Autocomplete operator to search string which contains special characters

Hello there!
I have a string field which uses for autocompletion functionality. And wondering how to implement Autocomplete for values that contains special characters/punctuation, e.g. > 1’ 1/4" - 8". Should I replace or somehow escape these characters ( ', /, " ) when making an autocomplete query? Where I can find information how does the analyzer parse those characters?

My search-index example

{
	"analyzer": "lucene.keyword",
	"mappings": {
		"dynamic": true,
		"fields": {
			"name": [
				{
					"analyzer": "lucene.standard",
					"multi": {
						"keyword": {
							"analyzer": "lucene.keyword",
							"type": "string"
						}
					},
					"type": "string"
				},
				{
					"minGrams": 3,
					"tokenization": "edgeGram",
					"type": "autocomplete"
				}
			],
                }
        }
}

Hi @Nikita_Prokopev and welcome to the MongoDB community forum!!

For better understanding of the requirement, could you help us with a few details like:

  1. A sample document on which the search is to be made.
  2. The search query(s) that you have attempted in order to retrieve the sample document (Please include the search terms / query values).

Let us know if you have any further concerns.

Best Regards
Aasawari

Hi,

  1. Document:
{
    "_id": {
        "$oid": "63de3e354e354cb52430c9b3"
    },
    "sku": "1' 1/2\"w x 18\"d x 10\"h",
    "name": "30\" Farmer Sink, 29 1' 1/2\"w x 18\"d x 10\"h"
}
  1. Search query:
$search: {
  compound: {
    should: [
        {
          autocomplete: {
            query: "29 1 1' 1/2",
            path: 'name',
            tokenOrder: 'sequential',
          }
      },
      {
          autocomplete: {
            query: "29 1 1' 1/2",
            path: 'sku',
            tokenOrder: 'sequential',
          }
      },
    ]
  }
}

So if I use query like

29 1 1

It’s returns my document.

But if I use query which contains ’ or " or /

29 1’ 1
or
29 1’ 1/
or
1/2"
or
29 1 1 2

It’s doesn’t

So how do I need to change my query to be able to find the document which contains ’ " or / symbols.

Thanks!

Hi @Nikita_Prokopev and thank you for sharing the above query and sample documents.

Here is what I tried based on the sample document shared, the lucene.whitespace analyzer used in my example divides text into searchable terms wherever it finds a whitespace character. It leaves all terms in their original case. You may need to adjust your index accordingly & test thoroughly to verify if the following suits your use cases.

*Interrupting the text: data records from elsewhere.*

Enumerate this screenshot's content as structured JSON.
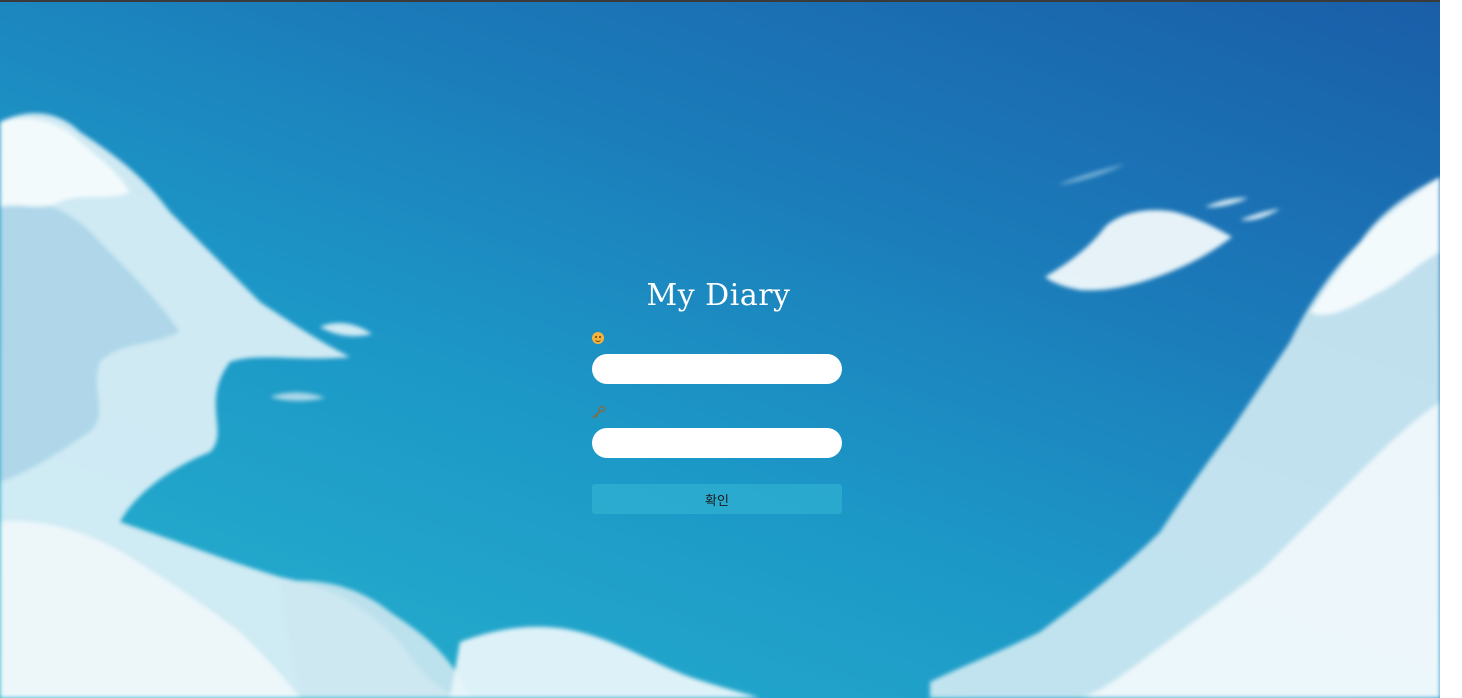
{
  "app": {
    "title": "My Diary"
  },
  "login": {
    "username_icon": "smile-face-icon",
    "username_value": "",
    "password_icon": "key-icon",
    "password_value": "",
    "submit_label": "확인"
  },
  "colors": {
    "sky_top": "#1a5ea8",
    "sky_bottom": "#27b3ce",
    "field_bg": "#ffffff",
    "title_text": "#ffffff"
  }
}
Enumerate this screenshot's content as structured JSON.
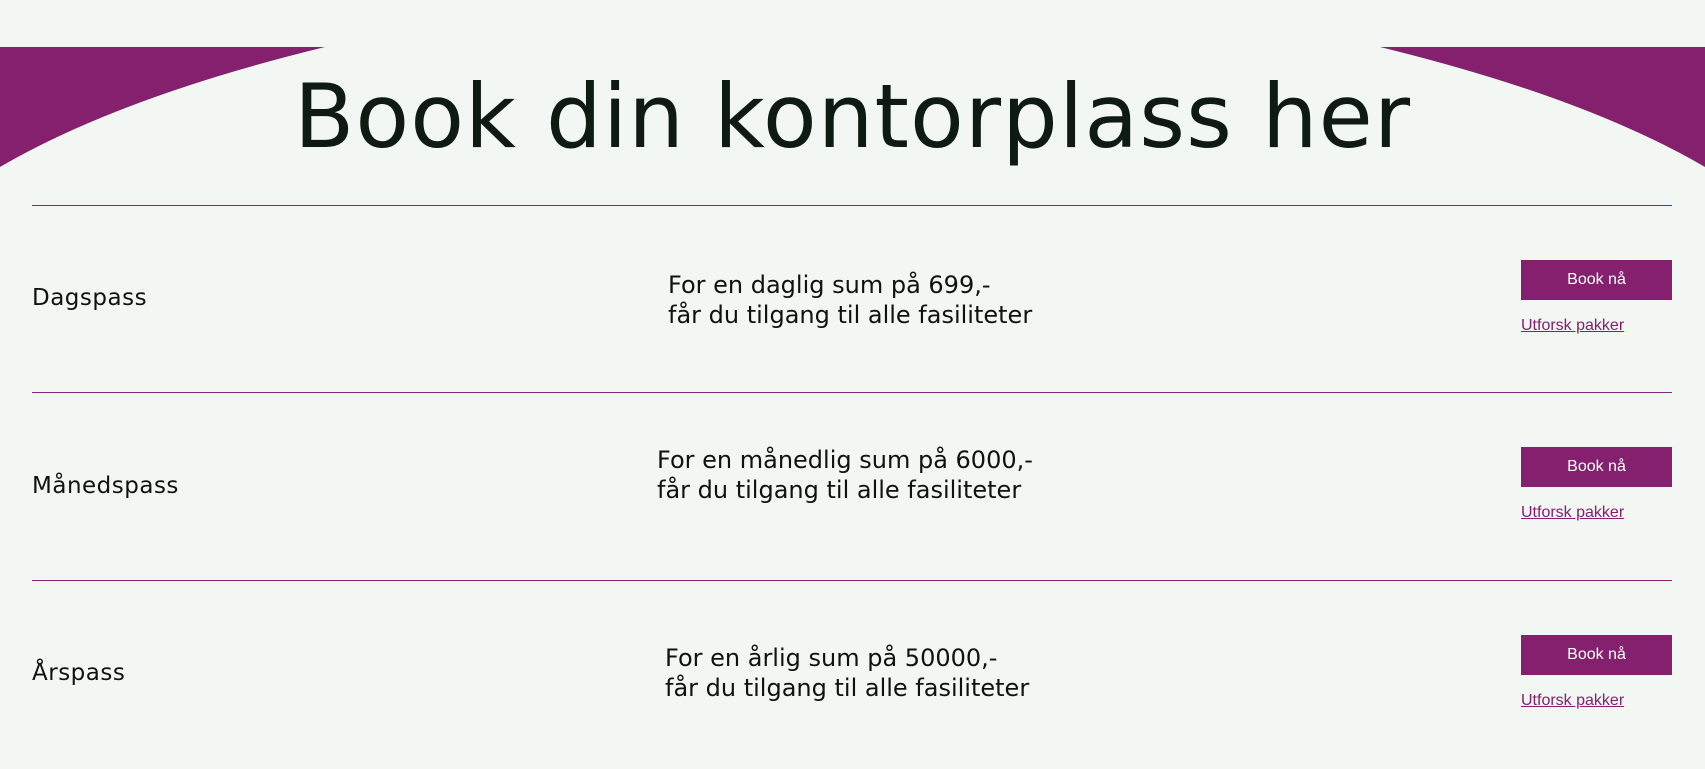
{
  "page": {
    "title": "Book din kontorplass her",
    "accent_color": "#84206e",
    "background_color": "#f2f7f3"
  },
  "passes": [
    {
      "name": "Dagspass",
      "desc_line1": "For en daglig sum på 699,-",
      "desc_line2": "får du tilgang til alle fasiliteter",
      "book_label": "Book nå",
      "explore_label": "Utforsk pakker"
    },
    {
      "name": "Månedspass",
      "desc_line1": "For en månedlig sum på 6000,-",
      "desc_line2": "får du tilgang til alle fasiliteter",
      "book_label": "Book nå",
      "explore_label": "Utforsk pakker"
    },
    {
      "name": "Årspass",
      "desc_line1": "For en årlig sum på 50000,-",
      "desc_line2": "får du tilgang til alle fasiliteter",
      "book_label": "Book nå",
      "explore_label": "Utforsk pakker"
    }
  ]
}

Here, is how my index definition looks like:

Index Definition:

{
  "analyzer": "lucene.whitespace",
  "searchAnalyzer": "lucene.whitespace",
  "mappings": {
    "dynamic": false,
    "fields": {
      "name": [
        {
          "analyzer": "lucene.whitespace",
          "type": "string"
        },
        {
          "analyzer": "lucene.whitespace",
          "type": "autocomplete"
        }
      ],
      "sku": [
        {
          "analyzer": "lucene.whitespace",
          "type": "string"
        },
        {
          "analyzer": "lucene.whitespace",
          "type": "autocomplete"
        }
      ]
    }
  }
}

And the following query returns the required documents:

[
  {
    '$search': {
      'index': 'default', 
      'compound': {
        'should': [
          {
            'autocomplete': {
              'query': '29 1’ 1/', 
              'path': 'name'
            }
          }, {
            'autocomplete': {
              'query': '29 1’ 1/', 
              'path': 'sku'
            }
          }
        ]
      }
    }
  }
]

Let us know if you have any further questions .

Best Regards
Aasawari

@Aasawari @Nikita_Prokopev , How we search or modify the analyzer to search keywords like - m&s, h&m, h & m, Marks & spencer.

Hi @Utsav_Upadhyay2

This seems to be a different question from the thread.
Could you open a new thread with the relevant information to help you with the possible solution.

Best Regards
Aasawari

I have a similar problem. In my case string contains the “-” character.

Ex. ABC01-2022, ABC22-2021, ABC20-2023

Currently, my search index is configured something like this

{
  "mappings": {
    "dynamic": true,
    "fields": {
      "projectId": [
        {
          "analyzer": "lucene.whitespace",
          "tokenization": "nGram",
          "minGrams": 2,
          "maxGrams": 5,
          "type": "autocomplete"
        }
      ]
    }
  }
}

Search query

{
  index: "default",
  compound: {
    must: [{
      autocomplete: {
        query: "ABC01",
        path: "projectId"
      }
    }]
  }
}

Hey @Darshan_Vesatiya , pardon the delayed reply here.

Have you been able to resolve this issue?